Objective The aim is to study the influence of the flow field change at the bottom of the reactor in the gas-liquid-solid three-phase complex system on the sedimentation characteristics of sulfur particles.

Method Based on computational fluid dynamics, the k-ω-SST turbulence model (liquid phase) and discrete phase model (DPM) were adopted to conduct simulation research on the generation distribution of sulfur particles and the particle motion trajectory in the absorber of the chelated iron desulfurization unit.

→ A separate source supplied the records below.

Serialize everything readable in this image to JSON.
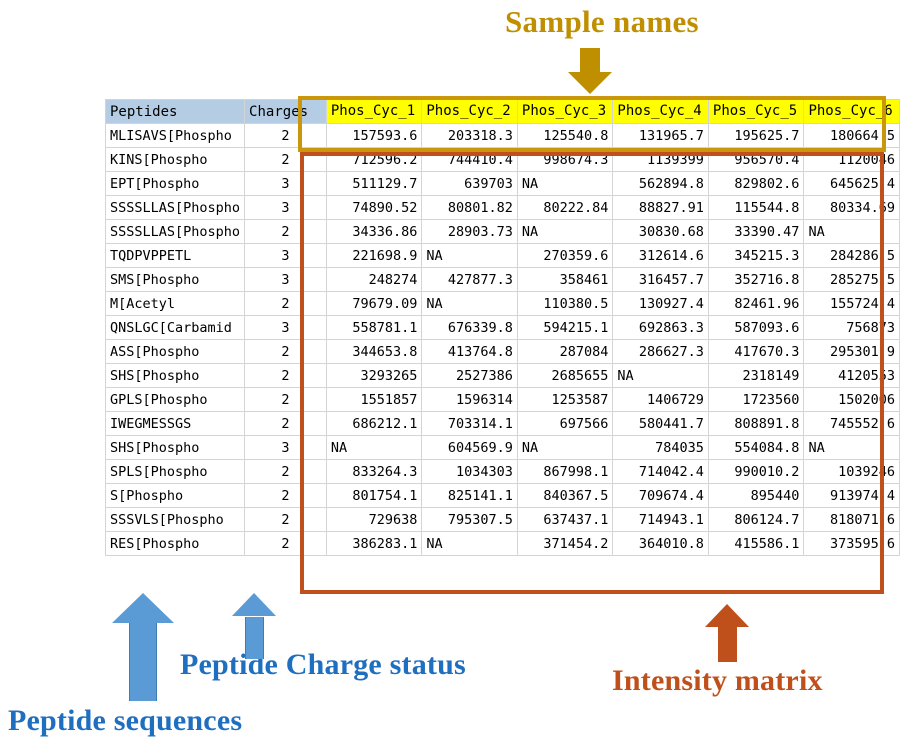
{
  "annotations": {
    "sample_names": "Sample names",
    "peptide_charge_status": "Peptide Charge status",
    "peptide_sequences": "Peptide sequences",
    "intensity_matrix": "Intensity matrix"
  },
  "colors": {
    "sample_names_accent": "#BF8F00",
    "sample_names_box_border": "#C9960C",
    "sample_header_fill": "#FFFF00",
    "blue_accent": "#1F6FC0",
    "blue_arrow": "#5B9BD5",
    "intensity_accent": "#C0501B",
    "table_header_fill": "#B4CDE4",
    "grid_line": "#D4D4D4"
  },
  "table": {
    "headers": [
      "Peptides",
      "Charges",
      "Phos_Cyc_1",
      "Phos_Cyc_2",
      "Phos_Cyc_3",
      "Phos_Cyc_4",
      "Phos_Cyc_5",
      "Phos_Cyc_6"
    ],
    "rows": [
      {
        "peptide": "MLISAVS[Phospho",
        "charge": "2",
        "values": [
          "157593.6",
          "203318.3",
          "125540.8",
          "131965.7",
          "195625.7",
          "180664.5"
        ]
      },
      {
        "peptide": "KINS[Phospho",
        "charge": "2",
        "values": [
          "712596.2",
          "744410.4",
          "998674.3",
          "1139399",
          "956570.4",
          "1120046"
        ]
      },
      {
        "peptide": "EPT[Phospho",
        "charge": "3",
        "values": [
          "511129.7",
          "639703",
          "NA",
          "562894.8",
          "829802.6",
          "645625.4"
        ]
      },
      {
        "peptide": "SSSSLLAS[Phospho",
        "charge": "3",
        "values": [
          "74890.52",
          "80801.82",
          "80222.84",
          "88827.91",
          "115544.8",
          "80334.69"
        ]
      },
      {
        "peptide": "SSSSLLAS[Phospho",
        "charge": "2",
        "values": [
          "34336.86",
          "28903.73",
          "NA",
          "30830.68",
          "33390.47",
          "NA"
        ]
      },
      {
        "peptide": "TQDPVPPETL",
        "charge": "3",
        "values": [
          "221698.9",
          "NA",
          "270359.6",
          "312614.6",
          "345215.3",
          "284286.5"
        ]
      },
      {
        "peptide": "SMS[Phospho",
        "charge": "3",
        "values": [
          "248274",
          "427877.3",
          "358461",
          "316457.7",
          "352716.8",
          "285275.5"
        ]
      },
      {
        "peptide": "M[Acetyl",
        "charge": "2",
        "values": [
          "79679.09",
          "NA",
          "110380.5",
          "130927.4",
          "82461.96",
          "155724.4"
        ]
      },
      {
        "peptide": "QNSLGC[Carbamid",
        "charge": "3",
        "values": [
          "558781.1",
          "676339.8",
          "594215.1",
          "692863.3",
          "587093.6",
          "756873"
        ]
      },
      {
        "peptide": "ASS[Phospho",
        "charge": "2",
        "values": [
          "344653.8",
          "413764.8",
          "287084",
          "286627.3",
          "417670.3",
          "295301.9"
        ]
      },
      {
        "peptide": "SHS[Phospho",
        "charge": "2",
        "values": [
          "3293265",
          "2527386",
          "2685655",
          "NA",
          "2318149",
          "4120553"
        ]
      },
      {
        "peptide": "GPLS[Phospho",
        "charge": "2",
        "values": [
          "1551857",
          "1596314",
          "1253587",
          "1406729",
          "1723560",
          "1502006"
        ]
      },
      {
        "peptide": "IWEGMESSGS",
        "charge": "2",
        "values": [
          "686212.1",
          "703314.1",
          "697566",
          "580441.7",
          "808891.8",
          "745552.6"
        ]
      },
      {
        "peptide": "SHS[Phospho",
        "charge": "3",
        "values": [
          "NA",
          "604569.9",
          "NA",
          "784035",
          "554084.8",
          "NA"
        ]
      },
      {
        "peptide": "SPLS[Phospho",
        "charge": "2",
        "values": [
          "833264.3",
          "1034303",
          "867998.1",
          "714042.4",
          "990010.2",
          "1039246"
        ]
      },
      {
        "peptide": "S[Phospho",
        "charge": "2",
        "values": [
          "801754.1",
          "825141.1",
          "840367.5",
          "709674.4",
          "895440",
          "913974.4"
        ]
      },
      {
        "peptide": "SSSVLS[Phospho",
        "charge": "2",
        "values": [
          "729638",
          "795307.5",
          "637437.1",
          "714943.1",
          "806124.7",
          "818071.6"
        ]
      },
      {
        "peptide": "RES[Phospho",
        "charge": "2",
        "values": [
          "386283.1",
          "NA",
          "371454.2",
          "364010.8",
          "415586.1",
          "373595.6"
        ]
      }
    ]
  }
}
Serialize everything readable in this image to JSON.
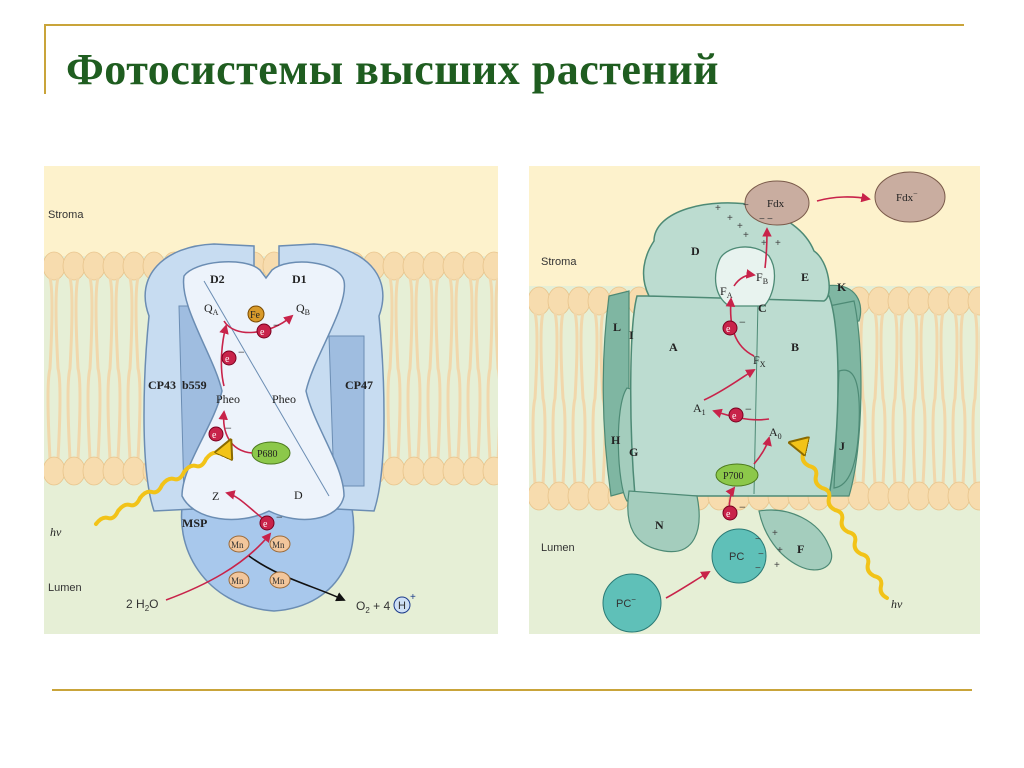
{
  "slide": {
    "title": "Фотосистемы высших растений"
  },
  "colors": {
    "title": "#1f5d20",
    "gold_rule": "#c9a43a",
    "stroma_bg": "#fdf2cc",
    "lumen_bg": "#e6efd6",
    "lipid": "#f7dcae",
    "ps2_protein": "#c7dcf1",
    "ps2_core": "#edf3fb",
    "ps1_protein": "#bcdcd0",
    "ps1_dark": "#7fb6a2",
    "electron": "#c8234a",
    "p_center": "#8cc84a",
    "mn": "#f2c69c",
    "fdx": "#c9ada0",
    "pc": "#5fc0b8"
  },
  "ps2": {
    "region_stroma": "Stroma",
    "region_lumen": "Lumen",
    "subunit_d2": "D2",
    "subunit_d1": "D1",
    "subunit_cp43": "CP43",
    "subunit_cp47": "CP47",
    "subunit_b559": "b559",
    "subunit_msp": "MSP",
    "subunit_d": "D",
    "cofactor_qa": "Q",
    "cofactor_qa_sub": "A",
    "cofactor_qb": "Q",
    "cofactor_qb_sub": "B",
    "cofactor_fe": "Fe",
    "cofactor_pheo_left": "Pheo",
    "cofactor_pheo_right": "Pheo",
    "reaction_center": "P680",
    "cofactor_z": "Z",
    "manganese": [
      "Mn",
      "Mn",
      "Mn",
      "Mn"
    ],
    "electron_symbol": "e",
    "electron_charge": "−",
    "light": "hν",
    "water": "2 H",
    "water_sub": "2",
    "water_end": "O",
    "oxygen": "O",
    "oxygen_sub": "2",
    "oxygen_plus": " + 4",
    "proton": "H",
    "proton_charge": "+"
  },
  "ps1": {
    "region_stroma": "Stroma",
    "region_lumen": "Lumen",
    "subunits": {
      "a": "A",
      "b": "B",
      "c": "C",
      "d": "D",
      "e": "E",
      "f": "F",
      "g": "G",
      "h": "H",
      "i": "I",
      "j": "J",
      "k": "K",
      "l": "L",
      "n": "N"
    },
    "cofactor_fa": "F",
    "cofactor_fa_sub": "A",
    "cofactor_fb": "F",
    "cofactor_fb_sub": "B",
    "cofactor_fx": "F",
    "cofactor_fx_sub": "X",
    "cofactor_a1": "A",
    "cofactor_a1_sub": "1",
    "cofactor_a0": "A",
    "cofactor_a0_sub": "0",
    "reaction_center": "P700",
    "fdx": "Fdx",
    "fdx_reduced": "Fdx",
    "fdx_reduced_charge": "−",
    "pc": "PC",
    "pc_reduced": "PC",
    "pc_reduced_charge": "−",
    "electron_symbol": "e",
    "electron_charge": "−",
    "plus": "+",
    "minus": "−",
    "light": "hν"
  }
}
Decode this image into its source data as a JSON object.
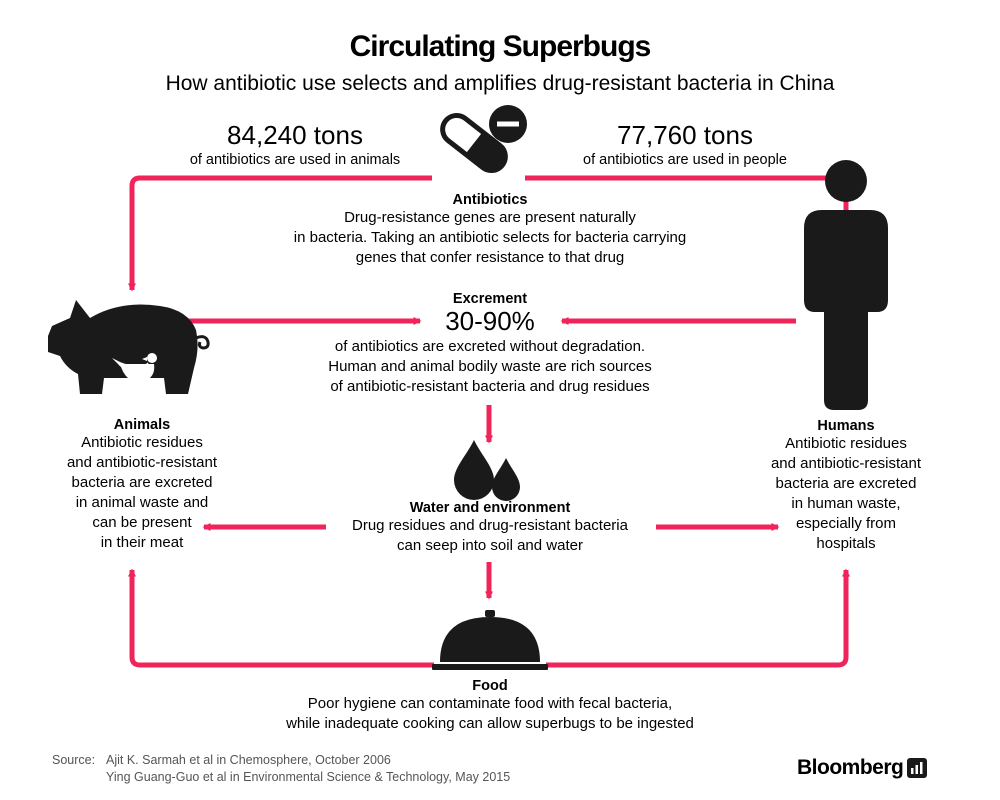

Result In the case of symmetrical distribution of the gas distributor, due to the influence of static pressure distribution, the sulfur generation amount was not uniformly distributed. The duckbill, which was the farthest from the main pipeline of the feed gas inlet and the closest to the wall, had the largest gas flow rate and sulfur output. On the other hand, as the outlet flow rate of rich liquid from the absorber increased, the generated sulfur particles shifted towards the axis during the downward sedimentation process. When the outlet flow rate was less than 0.90 m/s, the deposition rate and deposition area of sulfur on the conical surface showed a linear downward trend with the increase of the rich liquid outlet flow rate. When the outlet flow rate was greater than 0.90 m/s, the downward trend of the deposition rate and deposition area slowed down.

Conclusion The outlet flow rate should be controlled in the range of 0.90-1.10 m/s, and the internal circulation process of the rich liquid at the bottom of the absorber can effectively prevent the deposition and blockage of sulfur particles.